"Kafka on the Shore" is the ninth novel by Japanese writer Haruki Murakami, published in 2002.
Included in The New York Times Top 10 Novels of 2005 and awarded the World Fantasy Award.
"Memories warm you up from the inside. But they also tear you apart." ― Haruki Murakami, Kafka on the Shore
In the center of the work are two fates, the teenager Kafka Tamura, who ran away from home from the gloomy prophecy of his father, and the old man Nakata. The amazing fates of the heroes, the inhabitants of Japan in the second half of the 20th century, are influenced by prophecies, messengers from the other world and ... cats.
A young man named Tamura, nicknamed the Raven, runs away from home on the day of his fifteenth birthday because of a bad relationship with his father. Even in childhood, he expresses a prophecy, echoing the Greek myth of Oedipus, that his son will live with his mother and sister (they left the family when the boy was 4 years old) and will kill his father. After leaving Tokyo, the Nakano district, he finds himself in the city of Takamatsu in the south of the Japanese islands, and takes a new name for himself - Kafka. In parallel, the plot of Nakata develops - a man who, in the late 1940s, as a boy, witnessed the landing of an alien aircraft, after which he received a number of paranormal abilities, but paid for this with chronic mental retardation. At the time described, he also lives in Nakano, receiving a small disability pension. In addition to cats, with which he can communicate with the same ease as ordinary people - among themselves, he has no friends or relatives. Thanks to his unique gift, Nakata can find a cat that has run away from home on the street, and completing such tasks is a significant part of his earnings.

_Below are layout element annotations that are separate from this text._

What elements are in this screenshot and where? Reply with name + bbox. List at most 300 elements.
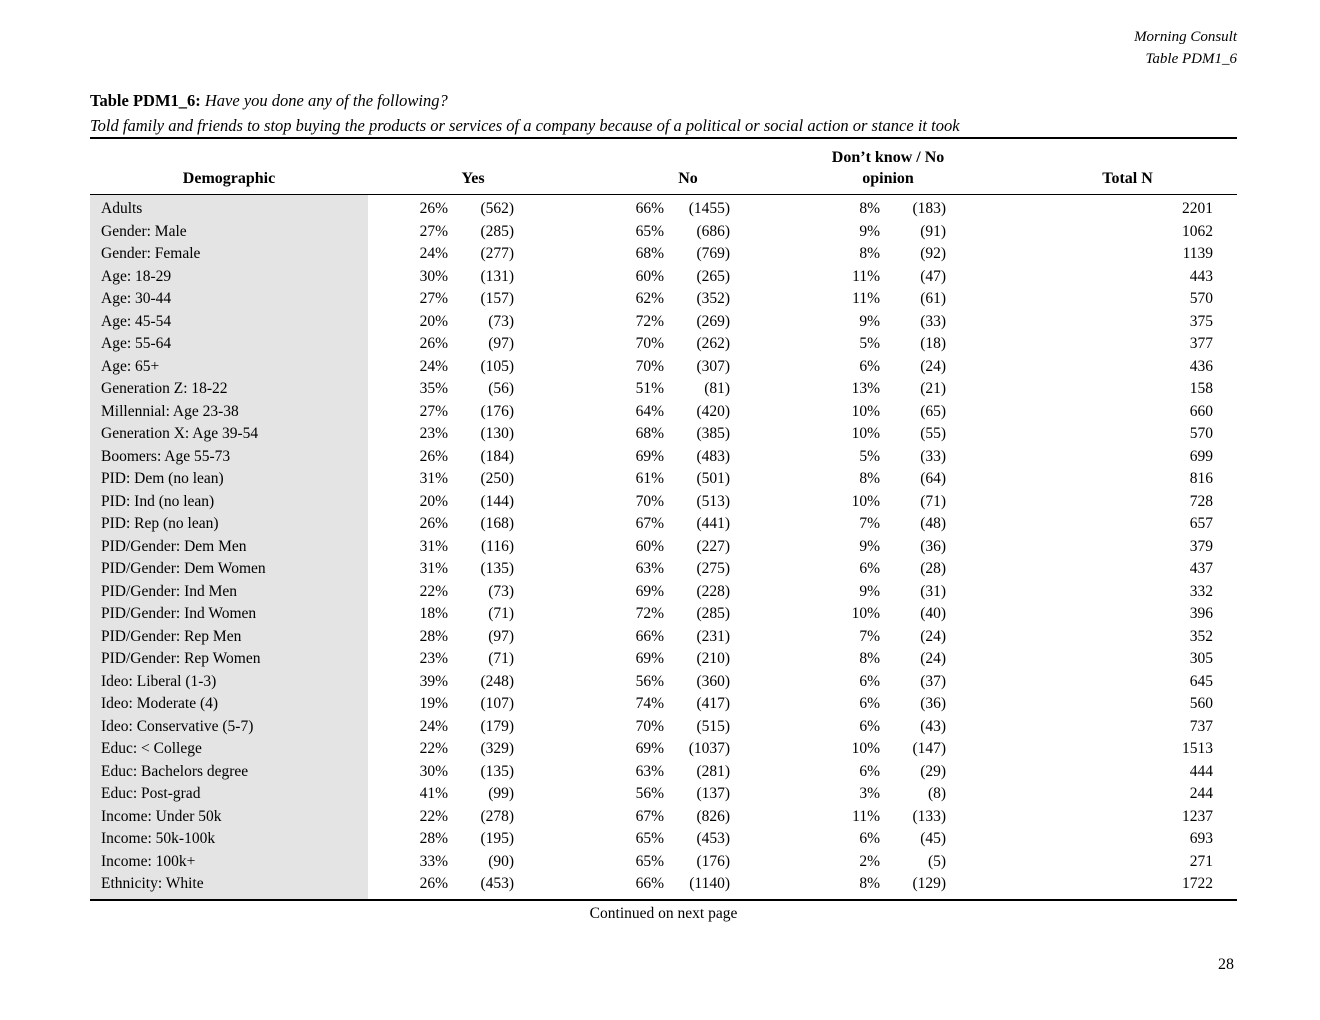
- yes-percent-cell: 24%: [419, 717, 448, 735]
- yes-percent-cell: 27%: [419, 402, 448, 420]
- total-n-cell: 728: [1189, 492, 1214, 510]
- demographic-cell: PID/Gender: Dem Women: [90, 558, 368, 581]
- header-yes: Yes: [368, 138, 514, 195]
- table-row: [90, 491, 1237, 514]
- no-count-cell: (453): [696, 830, 731, 847]
- yes-count-cell: (250): [480, 470, 515, 487]
- no-count-cell: (420): [696, 402, 731, 420]
- no-count-cell: (515): [696, 717, 731, 735]
- dont-know-count-cell: (147): [912, 740, 947, 757]
- no-percent-cell: 70%: [635, 357, 665, 375]
- dont-know-count-cell: (5): [927, 852, 947, 870]
- demographic-cell: Age: 45-54: [90, 311, 368, 334]
- yes-percent-cell: 22%: [419, 807, 448, 825]
- total-n-cell: 816: [1189, 470, 1214, 487]
- table-title: [90, 88, 1240, 113]
- demographic-cell: Educ: < College: [90, 738, 368, 761]
- dont-know-percent-cell: 9%: [859, 537, 881, 555]
- dont-know-percent-cell: 9%: [859, 582, 881, 600]
- total-n-cell: 158: [1189, 380, 1214, 397]
- table-row: [90, 311, 1237, 334]
- demographic-cell: Income: 50k-100k: [90, 828, 368, 851]
- no-count-cell: (352): [696, 290, 731, 307]
- yes-count-cell: (184): [480, 447, 515, 465]
- dont-know-percent-cell: 2%: [859, 852, 881, 870]
- yes-percent-cell: 39%: [419, 672, 448, 690]
- dont-know-percent-cell: 6%: [859, 560, 881, 577]
- total-n-cell: 570: [1189, 290, 1214, 307]
- demographic-cell: Ideo: Moderate (4): [90, 693, 368, 716]
- demographic-cell: Adults: [90, 195, 368, 221]
- no-percent-cell: 51%: [635, 380, 665, 397]
- header-no: No: [514, 138, 730, 195]
- table-row: [90, 333, 1237, 356]
- yes-count-cell: (195): [480, 830, 515, 847]
- dont-know-count-cell: (37): [920, 672, 947, 690]
- demographic-cell: Age: 18-29: [90, 266, 368, 289]
- dont-know-count-cell: (43): [920, 717, 947, 735]
- table-row: [90, 693, 1237, 716]
- no-count-cell: (1140): [689, 875, 731, 892]
- yes-count-cell: (248): [480, 672, 515, 690]
- no-count-cell: (285): [696, 605, 731, 622]
- table-row: [90, 716, 1237, 739]
- no-percent-cell: 65%: [635, 222, 665, 240]
- yes-count-cell: (130): [480, 425, 515, 442]
- no-count-cell: (769): [696, 245, 731, 262]
- yes-count-cell: (562): [480, 200, 515, 217]
- table-row: [90, 221, 1237, 244]
- yes-percent-cell: 35%: [419, 380, 448, 397]
- no-count-cell: (360): [696, 672, 731, 690]
- header-dont-know-line1: Don’t know / No: [831, 149, 945, 166]
- dont-know-percent-cell: 10%: [851, 740, 881, 757]
- table-row: [90, 581, 1237, 604]
- yes-count-cell: (144): [480, 492, 515, 510]
- table-row: [90, 195, 1237, 221]
- dont-know-count-cell: (24): [920, 650, 947, 667]
- total-n-cell: 375: [1189, 312, 1214, 330]
- yes-percent-cell: 22%: [419, 582, 448, 600]
- dont-know-count-cell: (48): [920, 515, 947, 532]
- yes-percent-cell: 19%: [419, 695, 448, 712]
- dont-know-count-cell: (61): [920, 290, 947, 307]
- no-count-cell: (417): [696, 695, 731, 712]
- no-count-cell: (269): [696, 312, 731, 330]
- no-percent-cell: 63%: [635, 762, 665, 780]
- demographic-cell: Generation X: Age 39-54: [90, 423, 368, 446]
- yes-percent-cell: 27%: [419, 222, 448, 240]
- demographic-cell: PID/Gender: Dem Men: [90, 536, 368, 559]
- dont-know-percent-cell: 5%: [859, 335, 881, 352]
- dont-know-count-cell: (71): [920, 492, 947, 510]
- header-dont-know-line2: opinion: [862, 170, 914, 187]
- yes-count-cell: (135): [480, 762, 515, 780]
- no-percent-cell: 70%: [635, 335, 665, 352]
- table-row: [90, 671, 1237, 694]
- yes-count-cell: (278): [480, 807, 515, 825]
- demographic-cell: Gender: Female: [90, 243, 368, 266]
- total-n-cell: 1722: [1182, 875, 1214, 892]
- source-name: Morning Consult: [1134, 29, 1237, 45]
- no-count-cell: (307): [696, 357, 731, 375]
- table-row: [90, 806, 1237, 829]
- no-count-cell: (275): [696, 560, 731, 577]
- dont-know-count-cell: (31): [920, 582, 947, 600]
- table-row: [90, 266, 1237, 289]
- no-percent-cell: 69%: [635, 447, 665, 465]
- yes-count-cell: (56): [488, 380, 515, 397]
- yes-percent-cell: 31%: [419, 537, 448, 555]
- no-percent-cell: 65%: [635, 852, 665, 870]
- table-row: [90, 378, 1237, 401]
- yes-percent-cell: 22%: [419, 740, 448, 757]
- total-n-cell: 2201: [1182, 200, 1214, 217]
- demographic-cell: PID: Dem (no lean): [90, 468, 368, 491]
- yes-percent-cell: 31%: [419, 560, 448, 577]
- no-count-cell: (228): [696, 582, 731, 600]
- yes-count-cell: (453): [480, 875, 515, 892]
- no-percent-cell: 69%: [635, 582, 665, 600]
- yes-count-cell: (179): [480, 717, 515, 735]
- dont-know-count-cell: (65): [920, 402, 947, 420]
- table-header-row: [90, 138, 1237, 195]
- dont-know-percent-cell: 8%: [859, 875, 881, 892]
- dont-know-count-cell: (36): [920, 695, 947, 712]
- table-row: [90, 761, 1237, 784]
- no-count-cell: (176): [696, 852, 731, 870]
- total-n-cell: 377: [1189, 335, 1214, 352]
- table-reference: Table PDM1_6: [1145, 51, 1237, 67]
- page-number: 28: [1218, 956, 1234, 973]
- dont-know-percent-cell: 6%: [859, 762, 881, 780]
- total-n-cell: 437: [1189, 560, 1214, 577]
- yes-percent-cell: 41%: [419, 785, 448, 802]
- demographic-cell: PID/Gender: Rep Men: [90, 626, 368, 649]
- dont-know-count-cell: (183): [912, 200, 947, 217]
- table-title-question: Have you done any of the following?: [204, 91, 448, 110]
- header-dont-know-no-opinion: [730, 138, 946, 195]
- demographic-cell: Millennial: Age 23-38: [90, 401, 368, 424]
- no-percent-cell: 74%: [635, 695, 665, 712]
- dont-know-count-cell: (33): [920, 312, 947, 330]
- no-count-cell: (281): [696, 762, 731, 780]
- yes-count-cell: (97): [488, 627, 515, 645]
- total-n-cell: 443: [1189, 267, 1214, 285]
- table-row: [90, 648, 1237, 671]
- total-n-cell: 352: [1189, 627, 1214, 645]
- table-row: [90, 783, 1237, 806]
- table-title-label: Table PDM1_6:: [90, 91, 201, 110]
- dont-know-percent-cell: 9%: [859, 222, 881, 240]
- dont-know-count-cell: (24): [920, 357, 947, 375]
- dont-know-count-cell: (55): [920, 425, 947, 442]
- total-n-cell: 1237: [1182, 807, 1214, 825]
- table-row: [90, 423, 1237, 446]
- yes-percent-cell: 28%: [419, 627, 448, 645]
- no-count-cell: (686): [696, 222, 731, 240]
- dont-know-count-cell: (129): [912, 875, 947, 892]
- table-subtitle: Told family and friends to stop buying the products or services of a company because of a political or social action or stance it took: [90, 116, 960, 135]
- yes-percent-cell: 33%: [419, 852, 448, 870]
- no-percent-cell: 66%: [635, 200, 665, 217]
- no-percent-cell: 67%: [635, 807, 665, 825]
- no-count-cell: (483): [696, 447, 731, 465]
- dont-know-percent-cell: 10%: [851, 425, 881, 442]
- dont-know-percent-cell: 8%: [859, 245, 881, 262]
- yes-count-cell: (176): [480, 402, 515, 420]
- total-n-cell: 657: [1189, 515, 1214, 532]
- demographic-cell: PID: Ind (no lean): [90, 491, 368, 514]
- dont-know-count-cell: (64): [920, 470, 947, 487]
- demographic-cell: PID: Rep (no lean): [90, 513, 368, 536]
- dont-know-percent-cell: 6%: [859, 830, 881, 847]
- demographic-cell: Boomers: Age 55-73: [90, 446, 368, 469]
- demographic-cell: Income: 100k+: [90, 851, 368, 874]
- yes-count-cell: (71): [488, 650, 515, 667]
- no-percent-cell: 69%: [635, 740, 665, 757]
- dont-know-percent-cell: 7%: [859, 627, 881, 645]
- demographic-cell: Age: 65+: [90, 356, 368, 379]
- total-n-cell: 737: [1189, 717, 1214, 735]
- no-count-cell: (1037): [688, 740, 731, 757]
- total-n-cell: 1062: [1182, 222, 1214, 240]
- table-header: [90, 138, 1237, 195]
- demographic-cell: Ideo: Liberal (1-3): [90, 671, 368, 694]
- table-row: [90, 558, 1237, 581]
- demographic-cell: Educ: Bachelors degree: [90, 761, 368, 784]
- yes-percent-cell: 30%: [419, 267, 448, 285]
- total-n-cell: 660: [1189, 402, 1214, 420]
- no-percent-cell: 56%: [635, 672, 665, 690]
- no-percent-cell: 62%: [635, 290, 665, 307]
- no-percent-cell: 61%: [635, 470, 665, 487]
- dont-know-percent-cell: 6%: [859, 672, 881, 690]
- demographic-cell: PID/Gender: Ind Men: [90, 581, 368, 604]
- total-n-cell: 570: [1189, 425, 1214, 442]
- total-n-cell: 645: [1189, 672, 1214, 690]
- no-percent-cell: 66%: [635, 627, 665, 645]
- no-count-cell: (265): [696, 267, 731, 285]
- table-row: [90, 828, 1237, 851]
- demographic-cell: Income: Under 50k: [90, 806, 368, 829]
- no-count-cell: (826): [696, 807, 731, 825]
- dont-know-count-cell: (47): [920, 267, 947, 285]
- yes-percent-cell: 24%: [419, 245, 448, 262]
- table-row: [90, 243, 1237, 266]
- yes-percent-cell: 30%: [419, 762, 448, 780]
- no-percent-cell: 70%: [635, 492, 665, 510]
- total-n-cell: 699: [1189, 447, 1214, 465]
- yes-percent-cell: 26%: [419, 447, 448, 465]
- table-row: [90, 356, 1237, 379]
- table-body: [90, 195, 1237, 900]
- title-block: [90, 88, 1240, 138]
- dont-know-percent-cell: 6%: [859, 357, 881, 375]
- total-n-cell: 332: [1189, 582, 1214, 600]
- dont-know-percent-cell: 10%: [851, 492, 881, 510]
- yes-count-cell: (135): [480, 560, 515, 577]
- dont-know-percent-cell: 10%: [851, 605, 881, 622]
- table-row: [90, 603, 1237, 626]
- dont-know-percent-cell: 5%: [859, 447, 881, 465]
- dont-know-percent-cell: 9%: [859, 312, 881, 330]
- yes-percent-cell: 20%: [419, 312, 448, 330]
- no-percent-cell: 68%: [635, 245, 665, 262]
- yes-count-cell: (285): [480, 222, 515, 240]
- demographic-cell: Ideo: Conservative (5-7): [90, 716, 368, 739]
- table-row: [90, 626, 1237, 649]
- yes-percent-cell: 26%: [419, 515, 448, 532]
- no-count-cell: (385): [696, 425, 731, 442]
- demographic-cell: PID/Gender: Ind Women: [90, 603, 368, 626]
- total-n-cell: 271: [1189, 852, 1214, 870]
- no-percent-cell: 64%: [635, 402, 665, 420]
- document-header: [1134, 26, 1237, 70]
- demographic-cell: Age: 55-64: [90, 333, 368, 356]
- no-count-cell: (210): [696, 650, 731, 667]
- no-count-cell: (1455): [688, 200, 731, 217]
- yes-percent-cell: 26%: [419, 200, 448, 217]
- demographic-cell: Ethnicity: White: [90, 873, 368, 900]
- dont-know-percent-cell: 10%: [851, 402, 881, 420]
- yes-count-cell: (168): [480, 515, 515, 532]
- yes-percent-cell: 26%: [419, 875, 448, 892]
- table-row: [90, 536, 1237, 559]
- demographic-cell: Age: 30-44: [90, 288, 368, 311]
- yes-count-cell: (99): [488, 785, 515, 802]
- dont-know-count-cell: (92): [920, 245, 947, 262]
- dont-know-percent-cell: 3%: [859, 785, 881, 802]
- table-row: [90, 513, 1237, 536]
- no-count-cell: (137): [696, 785, 731, 802]
- no-percent-cell: 67%: [635, 515, 665, 532]
- yes-count-cell: (71): [488, 605, 515, 622]
- dont-know-percent-cell: 6%: [859, 695, 881, 712]
- no-percent-cell: 65%: [635, 830, 665, 847]
- yes-count-cell: (329): [480, 740, 515, 757]
- no-count-cell: (81): [704, 380, 731, 397]
- no-percent-cell: 68%: [635, 425, 665, 442]
- dont-know-percent-cell: 13%: [851, 380, 881, 397]
- no-count-cell: (501): [696, 470, 731, 487]
- dont-know-count-cell: (133): [912, 807, 947, 825]
- yes-percent-cell: 18%: [419, 605, 448, 622]
- no-percent-cell: 72%: [635, 605, 665, 622]
- total-n-cell: 560: [1189, 695, 1214, 712]
- no-percent-cell: 66%: [635, 875, 665, 892]
- total-n-cell: 305: [1189, 650, 1214, 667]
- no-percent-cell: 63%: [635, 560, 665, 577]
- total-n-cell: 693: [1189, 830, 1214, 847]
- no-percent-cell: 70%: [635, 717, 665, 735]
- table-row: [90, 738, 1237, 761]
- total-n-cell: 396: [1189, 605, 1214, 622]
- yes-percent-cell: 23%: [419, 425, 448, 442]
- header-demographic: Demographic: [90, 138, 368, 195]
- demographic-cell: Educ: Post-grad: [90, 783, 368, 806]
- dont-know-percent-cell: 7%: [859, 515, 881, 532]
- yes-percent-cell: 23%: [419, 650, 448, 667]
- total-n-cell: 444: [1189, 762, 1214, 780]
- total-n-cell: 1513: [1182, 740, 1214, 757]
- yes-percent-cell: 24%: [419, 357, 448, 375]
- total-n-cell: 1139: [1182, 245, 1214, 262]
- yes-count-cell: (131): [480, 267, 515, 285]
- no-count-cell: (513): [696, 492, 731, 510]
- dont-know-percent-cell: 11%: [852, 267, 881, 285]
- dont-know-percent-cell: 6%: [859, 717, 881, 735]
- no-count-cell: (231): [696, 627, 731, 645]
- yes-count-cell: (105): [480, 357, 515, 375]
- no-percent-cell: 60%: [635, 267, 665, 285]
- dont-know-count-cell: (8): [927, 785, 947, 802]
- yes-percent-cell: 28%: [419, 830, 448, 847]
- dont-know-percent-cell: 8%: [859, 650, 881, 667]
- table-row: [90, 446, 1237, 469]
- dont-know-count-cell: (36): [920, 537, 947, 555]
- total-n-cell: 244: [1189, 785, 1214, 802]
- dont-know-count-cell: (18): [920, 335, 947, 352]
- yes-count-cell: (90): [488, 852, 515, 870]
- dont-know-percent-cell: 8%: [859, 470, 881, 487]
- yes-percent-cell: 26%: [419, 335, 448, 352]
- dont-know-count-cell: (91): [920, 222, 947, 240]
- no-count-cell: (227): [696, 537, 731, 555]
- no-percent-cell: 56%: [635, 785, 665, 802]
- no-percent-cell: 72%: [635, 312, 665, 330]
- dont-know-percent-cell: 11%: [852, 290, 881, 307]
- results-table: [90, 137, 1237, 901]
- total-n-cell: 379: [1189, 537, 1214, 555]
- table-row: [90, 288, 1237, 311]
- dont-know-count-cell: (21): [920, 380, 947, 397]
- yes-count-cell: (97): [488, 335, 515, 352]
- yes-count-cell: (73): [488, 312, 515, 330]
- dont-know-count-cell: (28): [920, 560, 947, 577]
- table-row: [90, 851, 1237, 874]
- yes-percent-cell: 20%: [419, 492, 448, 510]
- dont-know-count-cell: (33): [920, 447, 947, 465]
- no-count-cell: (262): [696, 335, 731, 352]
- no-percent-cell: 69%: [635, 650, 665, 667]
- no-percent-cell: 60%: [635, 537, 665, 555]
- yes-percent-cell: 27%: [419, 290, 448, 307]
- dont-know-count-cell: (24): [920, 627, 947, 645]
- yes-count-cell: (116): [481, 537, 515, 555]
- table-row: [90, 873, 1237, 900]
- yes-percent-cell: 31%: [419, 470, 448, 487]
- dont-know-percent-cell: 11%: [852, 807, 881, 825]
- no-count-cell: (441): [696, 515, 731, 532]
- yes-count-cell: (157): [480, 290, 515, 307]
- dont-know-count-cell: (29): [920, 762, 947, 780]
- table-row: [90, 401, 1237, 424]
- dont-know-count-cell: (40): [920, 605, 947, 622]
- dont-know-percent-cell: 8%: [859, 200, 881, 217]
- yes-count-cell: (277): [480, 245, 515, 262]
- demographic-cell: Generation Z: 18-22: [90, 378, 368, 401]
- demographic-cell: Gender: Male: [90, 221, 368, 244]
- header-total-n: Total N: [946, 138, 1237, 195]
- yes-count-cell: (73): [488, 582, 515, 600]
- continued-note: Continued on next page: [589, 905, 738, 922]
- dont-know-count-cell: (45): [920, 830, 947, 847]
- demographic-cell: PID/Gender: Rep Women: [90, 648, 368, 671]
- yes-count-cell: (107): [480, 695, 515, 712]
- total-n-cell: 436: [1189, 357, 1214, 375]
- table-row: [90, 468, 1237, 491]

In Takamatsu, Kafka Tamura meets people who take part in his fate - the boy Oshima, the director of the private library Saeki-san and the girl Sakura. He falls in love with Saeki-san, although he considers her to be his mother, while Sakura is his sister.
Nakata accidentally kills Tamura's father, the Cat Hunter, who calls himself "Johnny Walker," while Kafka finds himself unconscious in a park covered in blood.
Nakata begins the long journey from Tokyo to Takamatsu, and Kafka understands the amazing twists and turns of Saeki-san's fate. Obeying the dictates of otherworldly forces, Nakata opens a passage to an unknown world, and through this passage Kafka enters a settlement outside of time, where he meets people who have left this world. Nevertheless, he chooses reality, the passage closes, and Nakata dies. Saeki-san also dies.
Kafka Tamura, not escaping the prophecy of his father, nevertheless finds his way in life and returns to Tokyo.